TIME | 10 March 2011, 4pm onwards
LOCATION | CSAFE Seminar Room, , Dunedin
SPEAKER | John Knight
Frequently heard within New Zealand are arguments that release of genetically modified organisms (GMOs) into the environment will harm the ‘clean green’ image of the country, and therefore do irreparable harm to our export markets for food products and also to our tourism industry. Several lines of research have been conducted to determine the validity of these arguments. We conclude that introduction of specific GM applications, for example in forestry, pest control, bioremediation, and feed for farm animals, is highly unlikely to prove damaging to New Zealand’s country image in export markets, or its image as a destination for tourists. Research findings related to country image will be presented.

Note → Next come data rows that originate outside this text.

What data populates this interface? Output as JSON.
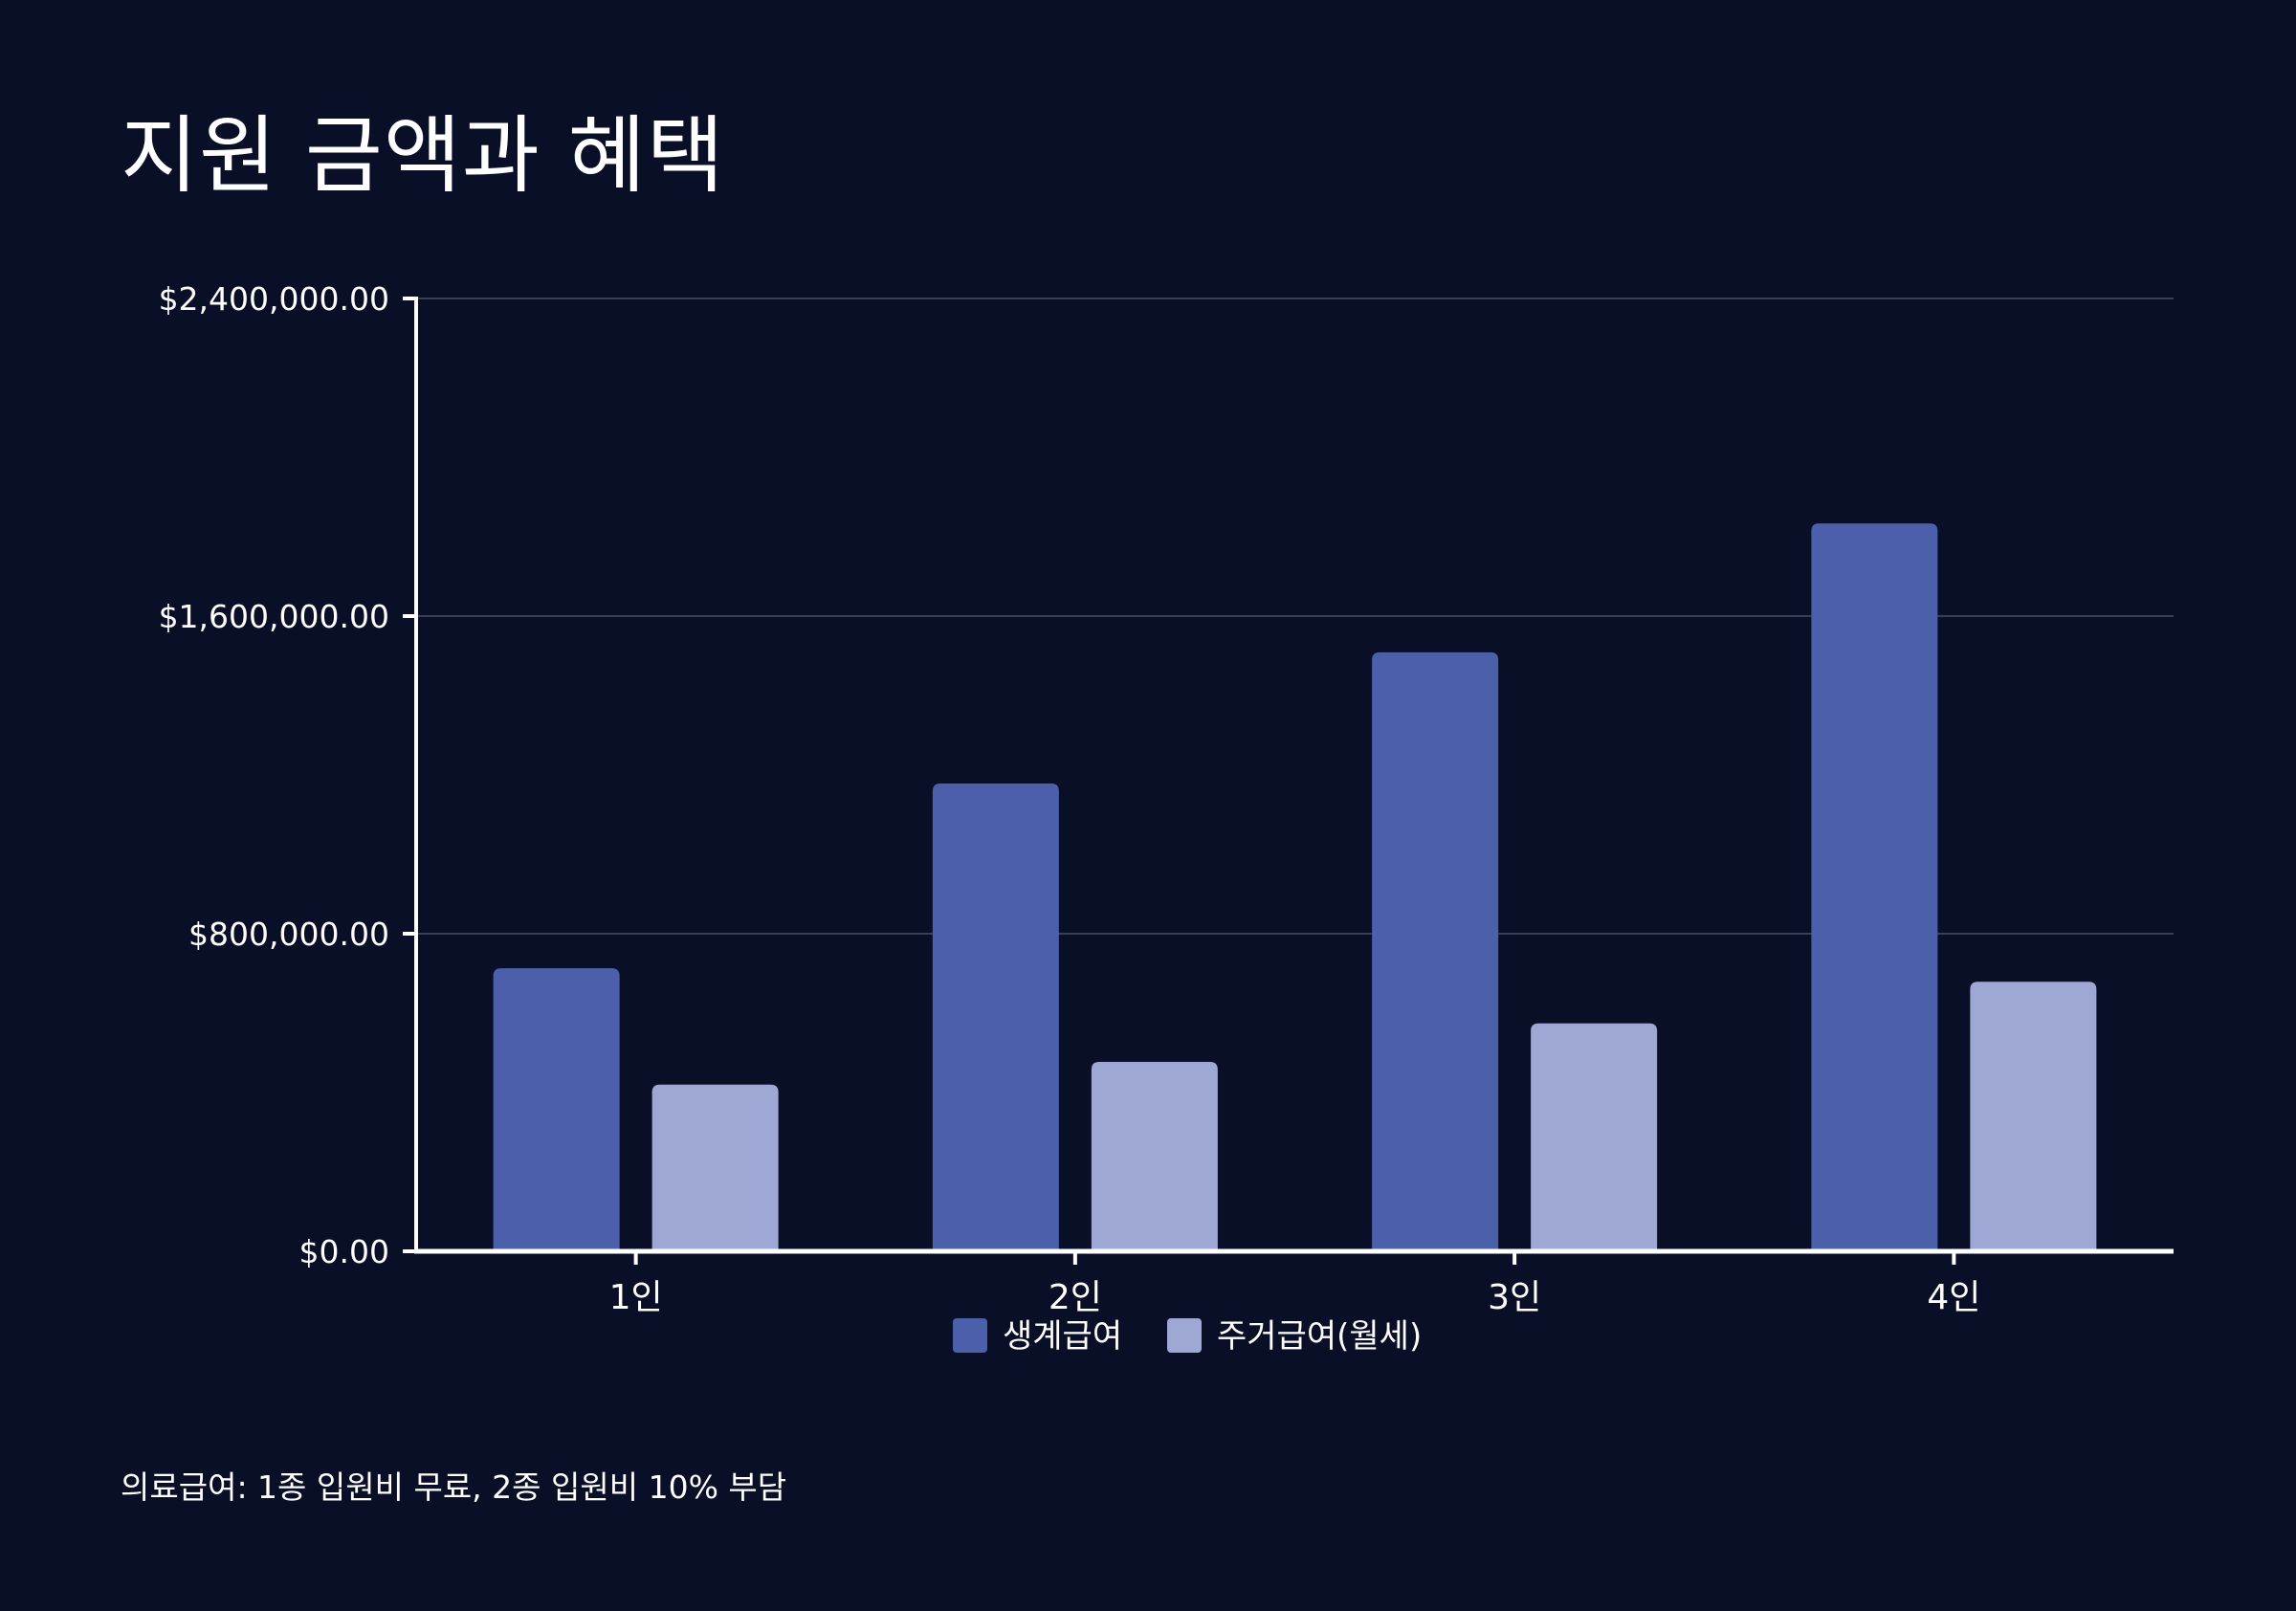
{
  "page": {
    "title": "지원 금액과 혜택",
    "footnote": "의료급여: 1종 입원비 무료, 2종 입원비 10% 부담"
  },
  "colors": {
    "background": "#0a0f28",
    "series_1": "#4c5fab",
    "series_2": "#9fa8d4",
    "axis": "#ffffff",
    "grid": "#3a3f55"
  },
  "chart_data": {
    "type": "bar",
    "title": "",
    "xlabel": "",
    "ylabel": "",
    "categories": [
      "1인",
      "2인",
      "3인",
      "4인"
    ],
    "series": [
      {
        "name": "생계급여",
        "values": [
          713102,
          1178435,
          1508690,
          1833572
        ]
      },
      {
        "name": "주거급여(월세)",
        "values": [
          420000,
          477000,
          574000,
          679000
        ]
      }
    ],
    "ylim": [
      0,
      2400000
    ],
    "yticks": [
      0,
      800000,
      1600000,
      2400000
    ],
    "ytick_labels": [
      "$0.00",
      "$800,000.00",
      "$1,600,000.00",
      "$2,400,000.00"
    ],
    "grid": true,
    "legend_position": "bottom-center"
  }
}
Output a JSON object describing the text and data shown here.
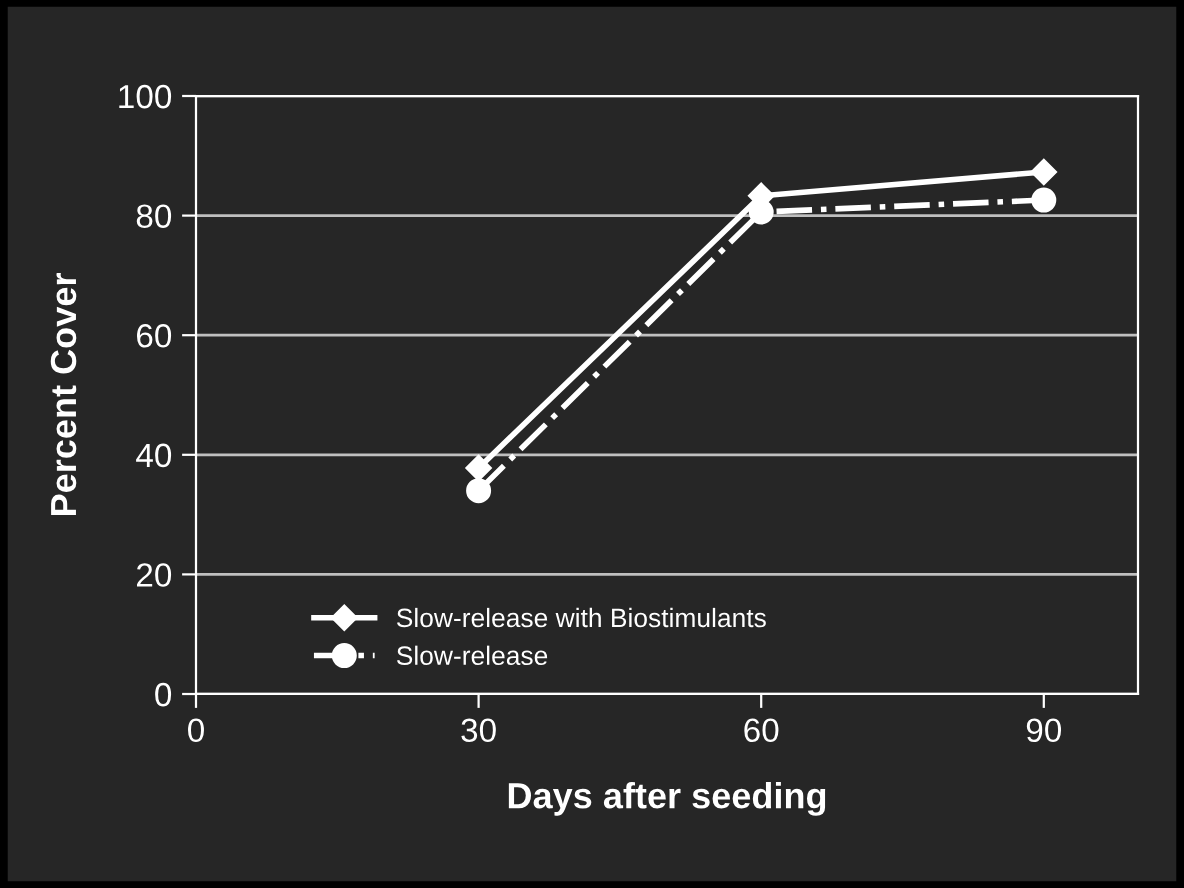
{
  "chart_data": {
    "type": "line",
    "xlabel": "Days after seeding",
    "ylabel": "Percent Cover",
    "x": [
      30,
      60,
      90
    ],
    "series": [
      {
        "name": "Slow-release with Biostimulants",
        "color": "#ffffff",
        "values": [
          37.8,
          83.3,
          87.3
        ],
        "marker": "diamond",
        "line_style": "solid"
      },
      {
        "name": "Slow-release",
        "color": "#ffffff",
        "values": [
          34.0,
          80.6,
          82.6
        ],
        "marker": "circle",
        "line_style": "dashdot"
      }
    ],
    "xlim": [
      0,
      100
    ],
    "xticks": [
      0,
      30,
      60,
      90
    ],
    "ylim": [
      0,
      100
    ],
    "yticks": [
      0,
      20,
      40,
      60,
      80,
      100
    ],
    "grid": "y",
    "legend": "bottom left"
  }
}
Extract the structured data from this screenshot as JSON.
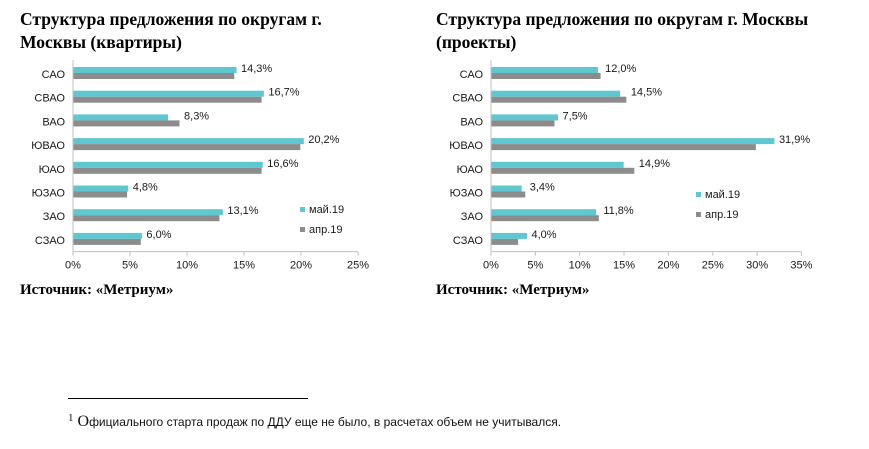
{
  "colors": {
    "may": "#5ec7cf",
    "apr": "#8c8c8c",
    "axis": "#bfbfbf"
  },
  "source_text": "Источник: «Метриум»",
  "footnote": {
    "marker": "1",
    "first_letter": "О",
    "text": "фициального старта продаж по ДДУ еще не было, в расчетах объем не учитывался."
  },
  "chart_data": [
    {
      "type": "bar",
      "orientation": "horizontal",
      "title": "Структура предложения по округам г. Москвы (квартиры)",
      "title_lines": [
        "Структура предложения по округам г.",
        "Москвы (квартиры)"
      ],
      "categories": [
        "САО",
        "СВАО",
        "ВАО",
        "ЮВАО",
        "ЮАО",
        "ЮЗАО",
        "ЗАО",
        "СЗАО"
      ],
      "series": [
        {
          "name": "май.19",
          "values": [
            14.3,
            16.7,
            8.3,
            20.2,
            16.6,
            4.8,
            13.1,
            6.0
          ]
        },
        {
          "name": "апр.19",
          "values": [
            14.1,
            16.5,
            9.3,
            19.9,
            16.5,
            4.7,
            12.8,
            5.9
          ]
        }
      ],
      "data_labels": [
        "14,3%",
        "16,7%",
        "8,3%",
        "20,2%",
        "16,6%",
        "4,8%",
        "13,1%",
        "6,0%"
      ],
      "xlim": [
        0,
        25
      ],
      "xticks": [
        "0%",
        "5%",
        "10%",
        "15%",
        "20%",
        "25%"
      ],
      "grid": false,
      "legend": "right-bottom"
    },
    {
      "type": "bar",
      "orientation": "horizontal",
      "title": "Структура предложения по округам г. Москвы (проекты)",
      "title_lines": [
        "Структура предложения по округам г. Москвы",
        "(проекты)"
      ],
      "categories": [
        "САО",
        "СВАО",
        "ВАО",
        "ЮВАО",
        "ЮАО",
        "ЮЗАО",
        "ЗАО",
        "СЗАО"
      ],
      "series": [
        {
          "name": "май.19",
          "values": [
            12.0,
            14.5,
            7.5,
            31.9,
            14.9,
            3.4,
            11.8,
            4.0
          ]
        },
        {
          "name": "апр.19",
          "values": [
            12.3,
            15.2,
            7.1,
            29.8,
            16.1,
            3.8,
            12.1,
            3.0
          ]
        }
      ],
      "data_labels": [
        "12,0%",
        "14,5%",
        "7,5%",
        "31,9%",
        "14,9%",
        "3,4%",
        "11,8%",
        "4,0%"
      ],
      "xlim": [
        0,
        35
      ],
      "xticks": [
        "0%",
        "5%",
        "10%",
        "15%",
        "20%",
        "25%",
        "30%",
        "35%"
      ],
      "grid": false,
      "legend": "right-bottom"
    }
  ]
}
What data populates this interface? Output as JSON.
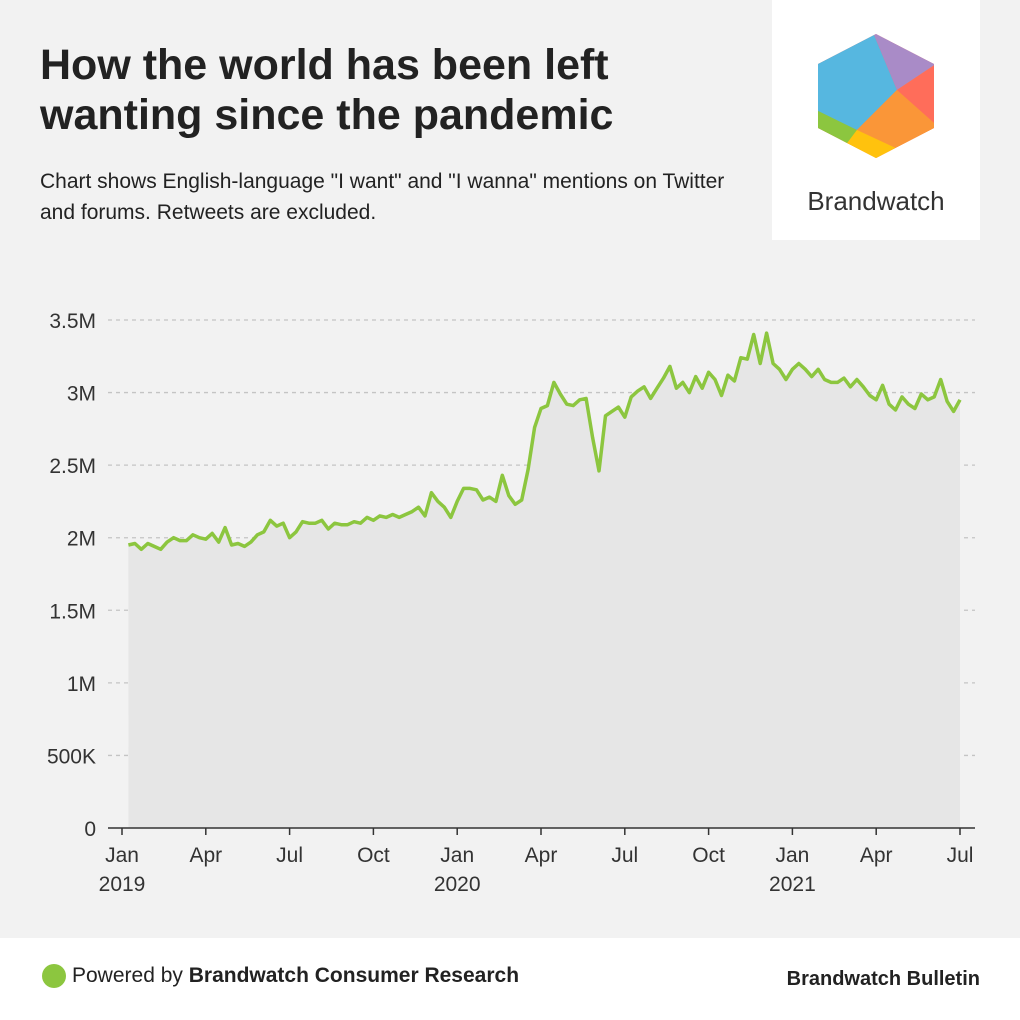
{
  "chart_data": {
    "type": "line",
    "title": "How the world has been left wanting since the pandemic",
    "subtitle": "Chart shows English-language \"I want\" and \"I wanna\" mentions on Twitter and forums. Retweets are excluded.",
    "categories": [
      "Jan 2019",
      null,
      null,
      null,
      null,
      null,
      null,
      null,
      null,
      null,
      null,
      null,
      null,
      "Apr",
      null,
      null,
      null,
      null,
      null,
      null,
      null,
      null,
      null,
      null,
      null,
      null,
      "Jul",
      null,
      null,
      null,
      null,
      null,
      null,
      null,
      null,
      null,
      null,
      null,
      null,
      "Oct",
      null,
      null,
      null,
      null,
      null,
      null,
      null,
      null,
      null,
      null,
      null,
      null,
      "Jan 2020",
      null,
      null,
      null,
      null,
      null,
      null,
      null,
      null,
      null,
      null,
      null,
      null,
      "Apr",
      null,
      null,
      null,
      null,
      null,
      null,
      null,
      null,
      null,
      null,
      null,
      null,
      "Jul",
      null,
      null,
      null,
      null,
      null,
      null,
      null,
      null,
      null,
      null,
      null,
      null,
      "Oct",
      null,
      null,
      null,
      null,
      null,
      null,
      null,
      null,
      null,
      null,
      null,
      null,
      "Jan 2021",
      null,
      null,
      null,
      null,
      null,
      null,
      null,
      null,
      null,
      null,
      null,
      null,
      "Apr",
      null,
      null,
      null,
      null,
      null,
      null,
      null,
      null,
      null,
      null,
      null,
      null,
      "Jul"
    ],
    "series": [
      {
        "name": "Mentions",
        "color": "#8cc63f",
        "values": [
          null,
          1950000,
          1960000,
          1920000,
          1960000,
          1940000,
          1920000,
          1970000,
          2000000,
          1980000,
          1980000,
          2020000,
          2000000,
          1990000,
          2030000,
          1970000,
          2070000,
          1950000,
          1960000,
          1940000,
          1970000,
          2020000,
          2040000,
          2120000,
          2080000,
          2100000,
          2000000,
          2040000,
          2110000,
          2100000,
          2100000,
          2120000,
          2060000,
          2100000,
          2090000,
          2090000,
          2110000,
          2100000,
          2140000,
          2120000,
          2150000,
          2140000,
          2160000,
          2140000,
          2160000,
          2180000,
          2210000,
          2150000,
          2310000,
          2250000,
          2210000,
          2140000,
          2250000,
          2340000,
          2340000,
          2330000,
          2260000,
          2280000,
          2250000,
          2430000,
          2290000,
          2230000,
          2260000,
          2470000,
          2760000,
          2890000,
          2910000,
          3070000,
          2990000,
          2920000,
          2910000,
          2950000,
          2960000,
          2690000,
          2460000,
          2840000,
          2870000,
          2900000,
          2830000,
          2970000,
          3010000,
          3040000,
          2960000,
          3030000,
          3100000,
          3180000,
          3030000,
          3070000,
          3000000,
          3110000,
          3030000,
          3140000,
          3090000,
          2980000,
          3120000,
          3080000,
          3240000,
          3230000,
          3400000,
          3200000,
          3410000,
          3200000,
          3160000,
          3090000,
          3160000,
          3200000,
          3160000,
          3110000,
          3160000,
          3090000,
          3070000,
          3070000,
          3100000,
          3040000,
          3090000,
          3040000,
          2980000,
          2950000,
          3050000,
          2920000,
          2880000,
          2970000,
          2920000,
          2890000,
          2990000,
          2950000,
          2970000,
          3090000,
          2940000,
          2870000,
          2950000
        ]
      }
    ],
    "ylim": [
      0,
      3500000
    ],
    "yticks": [
      0,
      {
        "value": 500000,
        "label": "500K"
      },
      {
        "value": 1000000,
        "label": "1M"
      },
      {
        "value": 1500000,
        "label": "1.5M"
      },
      {
        "value": 2000000,
        "label": "2M"
      },
      {
        "value": 2500000,
        "label": "2.5M"
      },
      {
        "value": 3000000,
        "label": "3M"
      },
      {
        "value": 3500000,
        "label": "3.5M"
      }
    ],
    "grid": true
  },
  "logo": {
    "text": "Brandwatch"
  },
  "footer": {
    "powered_prefix": "Powered by",
    "powered_brand": "Brandwatch Consumer Research",
    "credit": "Brandwatch Bulletin"
  }
}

In addition, a brief account will be given of the First International Symposium on Molecular Strategies for Crop Improvement, Beijing, May 2010.
John Knight is an Associate Professor in the Marketing Department, University of Otago.
John studies factors that affect New Zealand exports and exporters, and the importance of country image in the supply chain. This research has taken him to several European countries, to China and to India to determine what factors determine where food distribution channel members source imported food products. Other research interests include factors influencing adoption or rejection of new technologies, and consumer perception of risk in relation to technological change, particularly genetic modification. He is also undertaking research into the area of crisis management in international markets. Another research area is the use of technical barriers to trade; he has researched the long-standing trade dispute regarding the Australian ban on apple imports from New Zealand.
He has a long-standing personal involvement in farming and forestry. He has been guest speaker at numerous industry conferences, including a Federated Farmers National Conference, and several provincial farming sector conferences. He was an invited speaker at the First International Symposium on Molecular Strategies for Crop Improvement, Beijing, May 2010.